DeFi LPs Turn To Liquidity Managers To Tackle Uniswap V3 Complexity

Projects Like Arrakis, Gamma and Maverick Offer Automated Investment Strategies For Retail Investors

By: Jeremy Nation Loading...

DeFi LPs Turn To Liquidity Managers To Tackle Uniswap V3 Complexity

With the widespread adoption of Uniswap V3, the latest iteration of the leading decentralized exchange, the landscape of DeFi liquidity management underwent a radical shift.

Uniswap V3 offers vastly improved capital efficiency but also introduced mechanisms that require liquidity providers (LPs) to constantly rebalance their assets to optimize fee earnings.

As LPs rebalance, any impermanent loss they face becomes permanent when assets shift to new trading ranges.

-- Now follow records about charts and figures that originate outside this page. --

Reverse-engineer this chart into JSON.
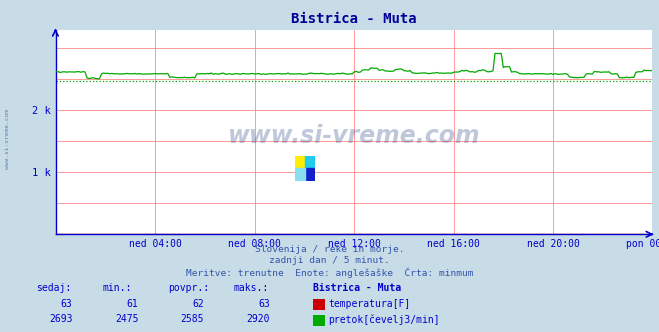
{
  "title": "Bistrica - Muta",
  "bg_color": "#c8dce8",
  "plot_bg_color": "#ffffff",
  "grid_color": "#ff8888",
  "x_labels": [
    "ned 04:00",
    "ned 08:00",
    "ned 12:00",
    "ned 16:00",
    "ned 20:00",
    "pon 00:00"
  ],
  "y_labels": [
    "1 k",
    "2 k"
  ],
  "y_ticks": [
    1000,
    2000
  ],
  "y_min": 0,
  "y_max": 3300,
  "subtitle_lines": [
    "Slovenija / reke in morje.",
    "zadnji dan / 5 minut.",
    "Meritve: trenutne  Enote: anglešaške  Črta: minmum"
  ],
  "table_headers": [
    "sedaj:",
    "min.:",
    "povpr.:",
    "maks.:",
    "Bistrica - Muta"
  ],
  "table_row1_vals": [
    "63",
    "61",
    "62",
    "63"
  ],
  "table_row1_label": "temperatura[F]",
  "table_row2_vals": [
    "2693",
    "2475",
    "2585",
    "2920"
  ],
  "table_row2_label": "pretok[čevelj3/min]",
  "temp_color": "#cc0000",
  "flow_color": "#00aa00",
  "line_color_flow": "#00aa00",
  "dotted_line_color": "#00aa00",
  "axis_color": "#0000cc",
  "title_color": "#000099",
  "text_color": "#3355aa",
  "watermark": "www.si-vreme.com",
  "flow_min": 2475,
  "flow_max": 2920,
  "flow_avg": 2585,
  "n_points": 289
}
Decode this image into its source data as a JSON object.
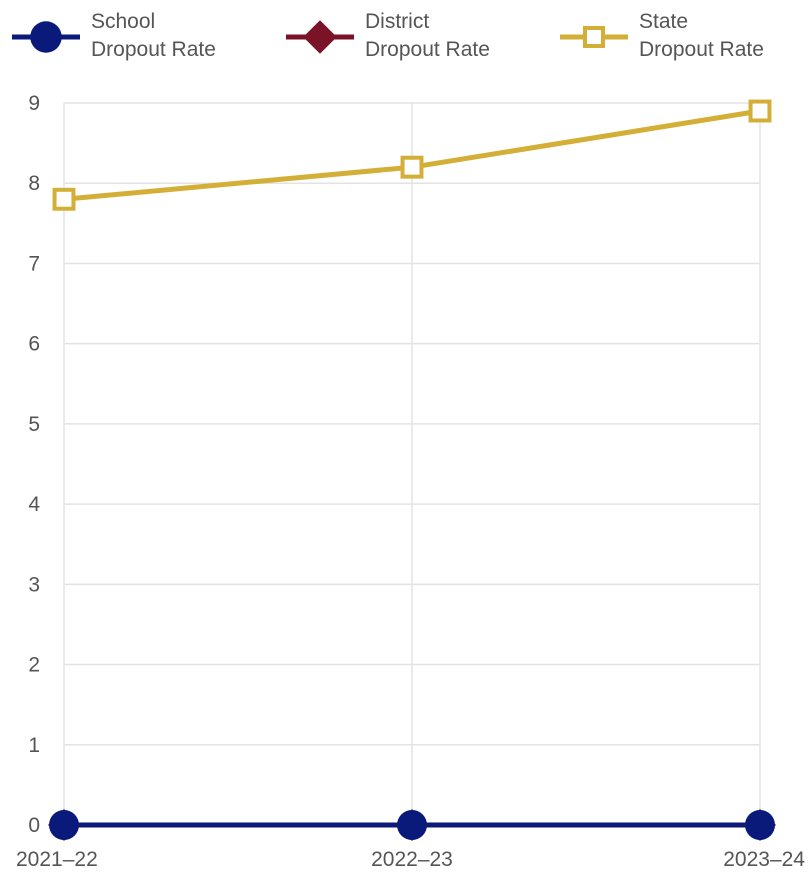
{
  "chart_data": {
    "type": "line",
    "categories": [
      "2021–22",
      "2022–23",
      "2023–24"
    ],
    "ylim": [
      0,
      9
    ],
    "yticks": [
      0,
      1,
      2,
      3,
      4,
      5,
      6,
      7,
      8,
      9
    ],
    "grid": true,
    "legend_position": "top",
    "series": [
      {
        "name_lines": [
          "School",
          "Dropout Rate"
        ],
        "values": [
          0,
          0,
          0
        ],
        "color": "#0a1a7a",
        "marker": "circle"
      },
      {
        "name_lines": [
          "District",
          "Dropout Rate"
        ],
        "values": [
          0,
          0,
          0
        ],
        "color": "#7a1328",
        "marker": "diamond"
      },
      {
        "name_lines": [
          "State",
          "Dropout Rate"
        ],
        "values": [
          7.8,
          8.2,
          8.9
        ],
        "color": "#d4af37",
        "marker": "square-open"
      }
    ]
  }
}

Further, the transactions for rebalancing often cost significant amounts in gas fees, particularly on Ethereum, often unaffordable for retail investors.

Protocols that provide liquidity management on Uniswap V3 are now catering to a growing market of users seeking a simpler means to interact with the DEX and maintain an edge in the DeFi market.

One such option for traders is Maverick Protocol, a dynamic distribution automated market maker (AMM) that recently deployed its platform on Base, Coinbase’s Layer 2 network.

Maverick enables users to efficiently deploy capital into DeFi markets with easily understood strategies, such as mode right which trades strategically to benefit as an asset’s price increases, mode left which does the same as an asset decreases in value, or mode static which optimizes trading for sideways price movement.

Maverick TVL

With Maverick’s launch on Base, users can now harness the protocol to optimize capital efficiency, use Maverick’s surgical liquidity incentivization tool, and earn additional rewards with the veMAV governance token.

Competing For Supremacy

Maverick isn’t alone when it comes to managing liquidity. In fact, the protocol is still catching up with Gamma, which launched two years ago and now has $77M in TVL after a resurgence in 2023.

Gamma TVL

However, despite this year’s growth for both projects, Maverick and Gamma are still dwarfed by liquidity manager Arrakis. Even though it’s down 90% from a peak TVL of $1.8B in July 2022, the protocol still currently maintains $186M TVL across its V1 and V2 deployments.

Arrakis TVL


Maverick CTO Bob Baxley told The Defiant he looks forward to onboarding what he estimates to be 100M users on Base to the DeFi ecosystem, saying that “Base clearly has all their ducks in a row.”

On Base, a good deal of liquidity is locked up in Coinbase Wrapped ETH (cbETH), the exchange’s LST, which Maverick is optimized for, according to Baxley.

“We think of Maverick as the LST AMM,” said Baxley, adding that Maverick is ”great for stablecoins as well because you can replicate any AMM curve on Maverick.”

But there are some things that can only be done on Maverick, according to Baxley, such as follow-up prices in liquidity pairs, which helps with less volatile pairs including stablecoins and LSTs.

Maverick’s cbETH pool on Base “is already doing more than 100% capital efficiency,” said Baxley.